Chronic beta-adrenoceptor blockade and human atrial cell electrophysiology: evidence of pharmacological remodelling.

OBJECTIVE: Chronic beta-adrenoceptor antagonist (beta-blocker) treatment reduces the incidence of reversion to AF in patients, possibly via an adaptive myocardial response. However, the underlying electrophysiological mechanisms are presently unclear. We aimed to investigate electrophysiological changes in human atrial cells associated with chronic treatment with beta-blockers and other cardiovascular-acting drugs.

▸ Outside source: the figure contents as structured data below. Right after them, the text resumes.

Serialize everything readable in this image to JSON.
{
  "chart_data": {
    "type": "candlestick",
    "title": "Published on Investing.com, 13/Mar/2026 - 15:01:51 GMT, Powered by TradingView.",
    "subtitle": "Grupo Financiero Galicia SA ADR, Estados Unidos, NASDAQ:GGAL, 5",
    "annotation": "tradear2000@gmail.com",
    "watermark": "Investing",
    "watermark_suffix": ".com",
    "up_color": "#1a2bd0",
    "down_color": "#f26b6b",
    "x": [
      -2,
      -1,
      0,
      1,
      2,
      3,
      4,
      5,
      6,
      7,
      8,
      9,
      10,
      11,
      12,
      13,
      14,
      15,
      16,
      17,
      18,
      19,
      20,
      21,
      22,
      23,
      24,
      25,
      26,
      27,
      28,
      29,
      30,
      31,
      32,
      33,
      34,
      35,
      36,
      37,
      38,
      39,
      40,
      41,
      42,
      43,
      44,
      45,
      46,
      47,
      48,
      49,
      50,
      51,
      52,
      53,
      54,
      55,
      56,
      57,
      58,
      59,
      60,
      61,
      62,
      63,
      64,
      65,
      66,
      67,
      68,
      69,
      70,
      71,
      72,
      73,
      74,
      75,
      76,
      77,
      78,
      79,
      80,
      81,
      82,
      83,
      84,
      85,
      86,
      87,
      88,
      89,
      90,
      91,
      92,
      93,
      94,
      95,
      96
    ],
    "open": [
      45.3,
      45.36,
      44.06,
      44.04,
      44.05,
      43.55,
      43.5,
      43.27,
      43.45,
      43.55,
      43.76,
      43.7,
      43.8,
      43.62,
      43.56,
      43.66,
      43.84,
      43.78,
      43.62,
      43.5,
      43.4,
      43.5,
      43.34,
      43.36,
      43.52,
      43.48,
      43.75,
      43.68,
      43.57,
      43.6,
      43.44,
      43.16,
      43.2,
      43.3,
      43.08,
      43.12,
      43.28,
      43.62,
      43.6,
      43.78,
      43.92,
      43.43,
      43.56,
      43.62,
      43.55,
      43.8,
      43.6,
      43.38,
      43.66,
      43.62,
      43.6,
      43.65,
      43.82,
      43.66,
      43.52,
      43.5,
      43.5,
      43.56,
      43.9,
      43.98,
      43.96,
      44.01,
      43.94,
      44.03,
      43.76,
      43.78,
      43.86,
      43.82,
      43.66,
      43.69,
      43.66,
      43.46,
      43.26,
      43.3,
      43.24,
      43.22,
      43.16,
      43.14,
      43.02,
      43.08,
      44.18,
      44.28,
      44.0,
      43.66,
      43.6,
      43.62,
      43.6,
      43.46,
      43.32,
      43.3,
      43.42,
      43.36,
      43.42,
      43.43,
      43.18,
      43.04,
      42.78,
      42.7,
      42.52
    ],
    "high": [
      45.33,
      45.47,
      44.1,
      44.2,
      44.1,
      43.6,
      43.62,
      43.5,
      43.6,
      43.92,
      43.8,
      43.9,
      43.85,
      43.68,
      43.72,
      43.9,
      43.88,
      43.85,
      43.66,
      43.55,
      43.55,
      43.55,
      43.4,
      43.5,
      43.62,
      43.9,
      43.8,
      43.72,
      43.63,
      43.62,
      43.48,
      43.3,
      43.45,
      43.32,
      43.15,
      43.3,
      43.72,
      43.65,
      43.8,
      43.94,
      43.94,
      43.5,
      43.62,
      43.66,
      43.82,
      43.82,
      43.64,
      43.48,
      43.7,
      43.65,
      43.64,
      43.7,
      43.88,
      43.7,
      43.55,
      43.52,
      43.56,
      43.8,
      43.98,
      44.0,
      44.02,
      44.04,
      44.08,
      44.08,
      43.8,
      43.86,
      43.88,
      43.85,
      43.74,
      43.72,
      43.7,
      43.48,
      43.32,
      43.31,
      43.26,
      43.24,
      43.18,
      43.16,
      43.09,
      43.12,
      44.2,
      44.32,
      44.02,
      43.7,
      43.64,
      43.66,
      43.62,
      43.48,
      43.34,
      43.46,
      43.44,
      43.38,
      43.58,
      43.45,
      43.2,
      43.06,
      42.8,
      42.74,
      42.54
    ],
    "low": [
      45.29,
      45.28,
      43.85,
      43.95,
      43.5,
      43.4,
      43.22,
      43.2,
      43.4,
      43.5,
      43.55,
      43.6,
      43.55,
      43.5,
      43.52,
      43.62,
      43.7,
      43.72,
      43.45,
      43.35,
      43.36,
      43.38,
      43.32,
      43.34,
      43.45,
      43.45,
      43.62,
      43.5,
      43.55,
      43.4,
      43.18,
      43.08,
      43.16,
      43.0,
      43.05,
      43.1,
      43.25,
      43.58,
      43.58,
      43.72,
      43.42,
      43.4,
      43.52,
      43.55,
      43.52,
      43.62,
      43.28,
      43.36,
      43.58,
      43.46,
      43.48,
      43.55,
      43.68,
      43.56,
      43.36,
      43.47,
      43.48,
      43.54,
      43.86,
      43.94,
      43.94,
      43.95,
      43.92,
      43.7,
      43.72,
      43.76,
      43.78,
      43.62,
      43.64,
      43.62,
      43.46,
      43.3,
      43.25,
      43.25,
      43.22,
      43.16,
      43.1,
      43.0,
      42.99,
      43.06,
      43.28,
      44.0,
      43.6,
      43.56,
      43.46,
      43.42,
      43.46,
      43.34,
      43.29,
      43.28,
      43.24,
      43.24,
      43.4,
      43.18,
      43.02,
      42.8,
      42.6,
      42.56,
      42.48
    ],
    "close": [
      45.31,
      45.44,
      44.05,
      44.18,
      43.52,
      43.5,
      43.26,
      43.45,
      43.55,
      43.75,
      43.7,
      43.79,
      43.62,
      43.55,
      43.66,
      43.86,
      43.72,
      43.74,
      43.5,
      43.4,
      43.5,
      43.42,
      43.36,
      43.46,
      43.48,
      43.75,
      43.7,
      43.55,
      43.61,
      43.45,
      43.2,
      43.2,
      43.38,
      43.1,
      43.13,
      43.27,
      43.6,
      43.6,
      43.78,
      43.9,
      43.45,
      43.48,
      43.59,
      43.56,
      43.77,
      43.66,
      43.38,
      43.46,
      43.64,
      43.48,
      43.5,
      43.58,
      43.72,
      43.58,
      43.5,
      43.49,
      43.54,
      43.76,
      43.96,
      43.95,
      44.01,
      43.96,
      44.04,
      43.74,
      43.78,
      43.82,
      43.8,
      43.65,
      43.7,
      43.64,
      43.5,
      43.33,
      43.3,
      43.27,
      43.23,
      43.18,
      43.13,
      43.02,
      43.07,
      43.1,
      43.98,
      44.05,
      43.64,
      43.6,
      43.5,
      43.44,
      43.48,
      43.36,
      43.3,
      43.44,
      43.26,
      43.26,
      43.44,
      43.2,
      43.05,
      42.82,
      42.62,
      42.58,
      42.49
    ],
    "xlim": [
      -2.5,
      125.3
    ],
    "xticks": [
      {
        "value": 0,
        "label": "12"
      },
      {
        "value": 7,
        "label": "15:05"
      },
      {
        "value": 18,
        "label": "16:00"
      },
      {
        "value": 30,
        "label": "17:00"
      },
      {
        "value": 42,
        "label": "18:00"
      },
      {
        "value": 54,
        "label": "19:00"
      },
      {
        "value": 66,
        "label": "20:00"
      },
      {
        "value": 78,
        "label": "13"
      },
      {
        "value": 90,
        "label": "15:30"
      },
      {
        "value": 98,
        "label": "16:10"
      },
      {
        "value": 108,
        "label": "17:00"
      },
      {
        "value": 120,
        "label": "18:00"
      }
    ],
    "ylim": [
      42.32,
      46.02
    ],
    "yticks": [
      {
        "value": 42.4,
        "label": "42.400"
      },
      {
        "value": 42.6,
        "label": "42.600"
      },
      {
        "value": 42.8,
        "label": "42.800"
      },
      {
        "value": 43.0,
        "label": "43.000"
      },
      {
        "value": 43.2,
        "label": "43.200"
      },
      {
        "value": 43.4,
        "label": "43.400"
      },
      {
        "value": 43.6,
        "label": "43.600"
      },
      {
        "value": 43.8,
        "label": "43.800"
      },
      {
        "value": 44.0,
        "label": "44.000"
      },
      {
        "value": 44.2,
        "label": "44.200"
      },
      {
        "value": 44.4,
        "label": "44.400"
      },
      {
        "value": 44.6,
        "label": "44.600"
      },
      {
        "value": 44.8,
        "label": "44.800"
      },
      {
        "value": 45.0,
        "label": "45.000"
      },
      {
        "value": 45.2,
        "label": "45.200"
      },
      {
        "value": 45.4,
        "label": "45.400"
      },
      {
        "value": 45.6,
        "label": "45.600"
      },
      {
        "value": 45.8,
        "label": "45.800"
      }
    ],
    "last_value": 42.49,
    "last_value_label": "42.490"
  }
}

METHODS: Myocytes were isolated enzymatically from the right atrial appendage of 40 consenting patients who were in sinus rhythm. The cellular action potential duration (APD), effective refractory period (ERP), L-type Ca(2+) current (I(CaL)), transient (I(TO)) and sustained (I(KSUS)) outward K(+) currents, and input resistance (R(i)) were recorded using the whole cell patch clamp. Drug treatments and clinical characteristics were compared with electrophysiological measurements using simple and multiple regression analyses. P<0.05 was taken as statistically significant. RESULTS: In atrial cells from patients treated chronically with beta-blockers, the APD(90) and ERP (75 beats/min stimulation) were significantly longer, at 213+/-11 and 233+/-11 ms, respectively (n=15 patients), than in cells from non-beta-blocked patients, at 176+/-12 and 184+/-12 ms (n=11). These cells also displayed a significantly reduced action potential phase 1 velocity (22+/-3 vs. 34+/-3 V/s). Chronic beta-blockade was also associated with a significant reduction in the heart rate (58+/-3 vs. 69+/-5 beats/min) and in the density of I(TO) (8.7+/-1.3 vs. 13.7+/-2.1 pA/pF), an increase in the R(i) (214+/-24 vs. 132+/-14 MOmega), but no significant change in I(CaL) or I(KSUS). The I(TO) blocker 4-aminopyridine largely mimicked the changes in phase 1 and ERP associated with chronic beta-blockade, in cells from non-beta-blocked patients. Chronic treatment of patients with calcium channel blockers or angiotensin converting enzyme inhibitors (n=11-13 patients) was not associated with any significant changes in atrial cell electrophysiology. CONCLUSION: The observed atrial cellular electrophysiological changes associated with chronic beta-blockade are consistent with a long-term adaptive response, a type of 'pharmacological remodelling', and provide mechanistic evidence supportive of the anti-arrhythmic actions of beta-blockade.